The figure below shows the total run time with incremental steps to add OpenMP. There are four major functions for this application: Collision, PostCollision, Stream, and PostStream. In original serial execution, run time in Collision is > 2500 sec (plotted below as 200 sec only for better display), which takes >95% of total run time.

Step 1: Add OpenMP to the hotspot Collision. 60X speedup is achieved for Collision. Step 2: The new bottleneck is now Stream. Add OpenMP to Stream and others. 89X speedup in Stream is achieved. Step 3: Now add vectorization, there is an additional 5X speedup in Collision.

It needs at least the OpenMP support level of MPI_THREAD_FUNNELED. While master or single thread is making MPI calls, other threads are computing. This is usually very hard to do, due to the need of separating application codes to run before or after halo info is received. Automatic compiler optimizations will usually not be obtained.

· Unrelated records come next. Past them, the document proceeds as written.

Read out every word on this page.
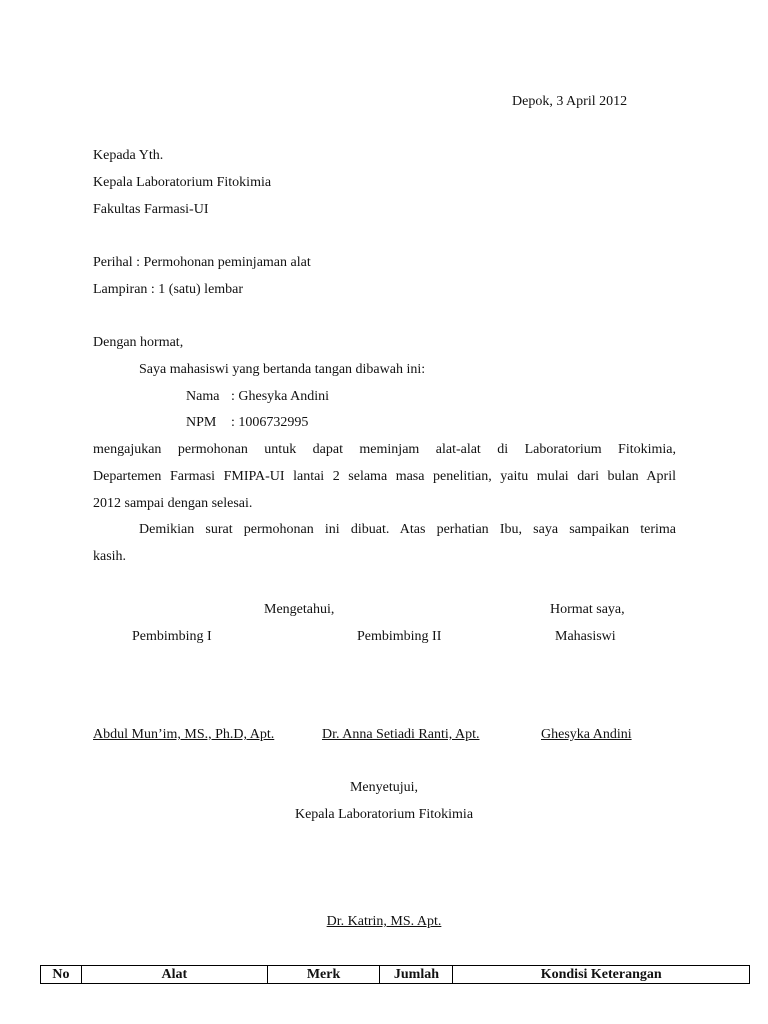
Depok, 3 April 2012
Kepada Yth.
Kepala Laboratorium Fitokimia
Fakultas Farmasi-UI
Perihal : Permohonan peminjaman alat
Lampiran : 1 (satu) lembar
Dengan hormat,
Saya mahasiswi yang bertanda tangan dibawah ini:
Nama : Ghesyka Andini
NPM : 1006732995
mengajukan permohonan untuk dapat meminjam alat-alat di Laboratorium Fitokimia,
Departemen Farmasi FMIPA-UI lantai 2 selama masa penelitian, yaitu mulai dari bulan April
2012 sampai dengan selesai.
Demikian surat permohonan ini dibuat. Atas perhatian Ibu, saya sampaikan terima
kasih.
Mengetahui,	Hormat saya,
Pembimbing I	Pembimbing II	Mahasiswi
Abdul Mun’im, MS., Ph.D, Apt.	Dr. Anna Setiadi Ranti, Apt.	Ghesyka Andini
Menyetujui,
Kepala Laboratorium Fitokimia
Dr. Katrin, MS. Apt.
No	Alat	Merk	Jumlah	Kondisi Keterangan
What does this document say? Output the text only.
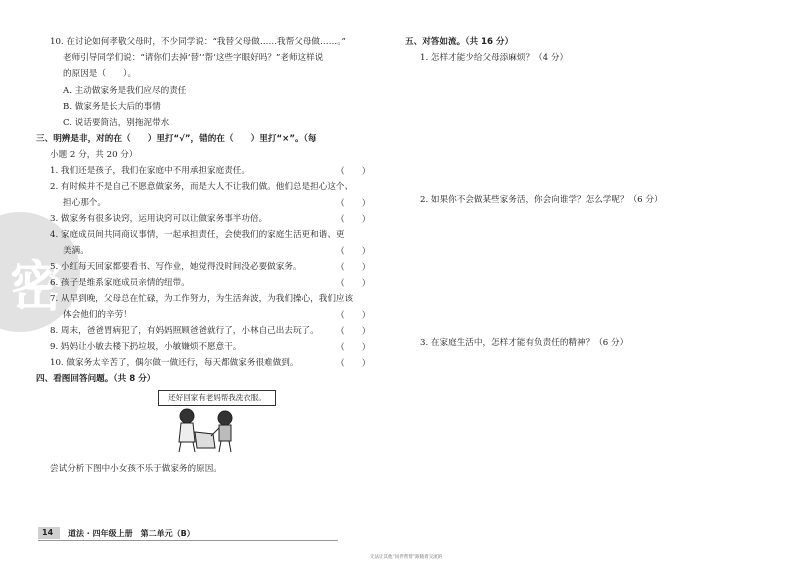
密
10. 在讨论如何孝敬父母时，不少同学说：“我替父母做……我帮父母做……。”
老师引导同学们说：“请你们去掉‘替’‘帮’这些字眼好吗？”老师这样说
的原因是（　　）。
A. 主动做家务是我们应尽的责任
B. 做家务是长大后的事情
C. 说话要简洁，别拖泥带水
三、明辨是非，对的在（　　）里打“√”，错的在（　　）里打“×”。（每
小题 2 分，共 20 分）
1. 我们还是孩子，我们在家庭中不用承担家庭责任。	（　　）
2. 有时候并不是自己不愿意做家务，而是大人不让我们做。他们总是担心这个、
担心那个。	（　　）
3. 做家务有很多诀窍，运用诀窍可以让做家务事半功倍。	（　　）
4. 家庭成员间共同商议事情，一起承担责任，会使我们的家庭生活更和谐、更
美满。	（　　）
5. 小红每天回家都要看书、写作业，她觉得没时间没必要做家务。	（　　）
6. 孩子是维系家庭成员亲情的纽带。	（　　）
7. 从早到晚，父母总在忙碌，为工作努力，为生活奔波，为我们操心，我们应该
体会他们的辛劳！	（　　）
8. 周末，爸爸胃病犯了，有妈妈照顾爸爸就行了，小林自己出去玩了。 （　　）
9. 妈妈让小敏去楼下扔垃圾，小敏嫌烦不愿意干。	（　　）
10. 做家务太辛苦了，偶尔做一做还行，每天都做家务很难做到。	（　　）
四、看图回答问题。（共 8 分）
还好回家有老妈帮我洗衣服。
尝试分析下图中小女孩不乐于做家务的原因。
五、对答如流。（共 16 分）
1. 怎样才能少给父母添麻烦？（4 分）
2. 如果你不会做某些家务活，你会向谁学？怎么学呢？（6 分）
3. 在家庭生活中，怎样才能有负责任的精神？（6 分）
14 道法 · 四年级上册　第二单元（B）
无法让其他“同伴帮帮”跟随着交流的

The figure below shows the speedup of various hybrid MPI/OpenMP implementations compared to pure MPI on Hopper using the total number of 12,096 processors. anoxic seizure symptoms Hybrid A uses 2016 MPI tasks, with 6 OpenMP threads per MPI task. Hybrid B is hybrid A plus merging MPI_Reduce and MPI_Scatter into MPI_Reduce_Scatter, and also merging MPI_Gather and MPI_Bcast into MPI_Allgatherv. Hybrid C is Hybrid B plus overlapping row-group MPI communications with computation. And Hybrid D is Hybrid C plus overlapping (most) column-group communications with computation.

There are two computational sections: Loop Nests and GetBlock. OpenMP is added at the outermost loops of the Loop Nests hotspots. It scales well up to 120 threads. GetBlock is not parallelized with OpenMP. The figure below shows the baseline OpenMP results. Total time has perfect scaling from 1 to 16 threads. Best total time is reached at 120 threads. Hyper-threading hurts performance. The "balanced" affinity gives best performance.

Optimization is then applied to the GetBlock function. Techniques applied include: Parallelize sort, loop unrolling; Reorder array indices to match loop indices; Merge adjacent loop indices to increase number of iterations; Align arrays to 64 bytes boundary; Exploit OpenMP loop control directive, remove loop dependency and provide complier hints. Figure below shows the the optimized OpenMP run time. Total speedup from base is 2.3x.

The figure below shows the total time spent in each of top 10 subroutines (which takes 75% of total CPU time) in the TEXAS integral package using top level threading using different number of OpenMP threads. Total number of MPI ranks is fixed at 60; OMP=N means N threads per MPI rank. The original code uses a shared global task counter to deal with dynamic load balancing with MPI ranks. OMP=1 has overhead over pure MPI. anxiety meaning in bengali OMP=2 has overall best performance in many routines.

Three OpenMP implementations were attempted. OpenMP #1 uses flat MPI up to 60 MPI processes, then uses 2, 3, and 4 threads per MPI rank. OpenMP #2 and #3 are pure OpenMP. OpenMP #2 uses module-level parallelism. and OpenMP #3 uses OpenMP task implementation. The pseudo code below illustrates the OpenMP tasks. To avoid two threads updating Fock matrix simultaneously, a local copy is used per thread. Reduction at the end.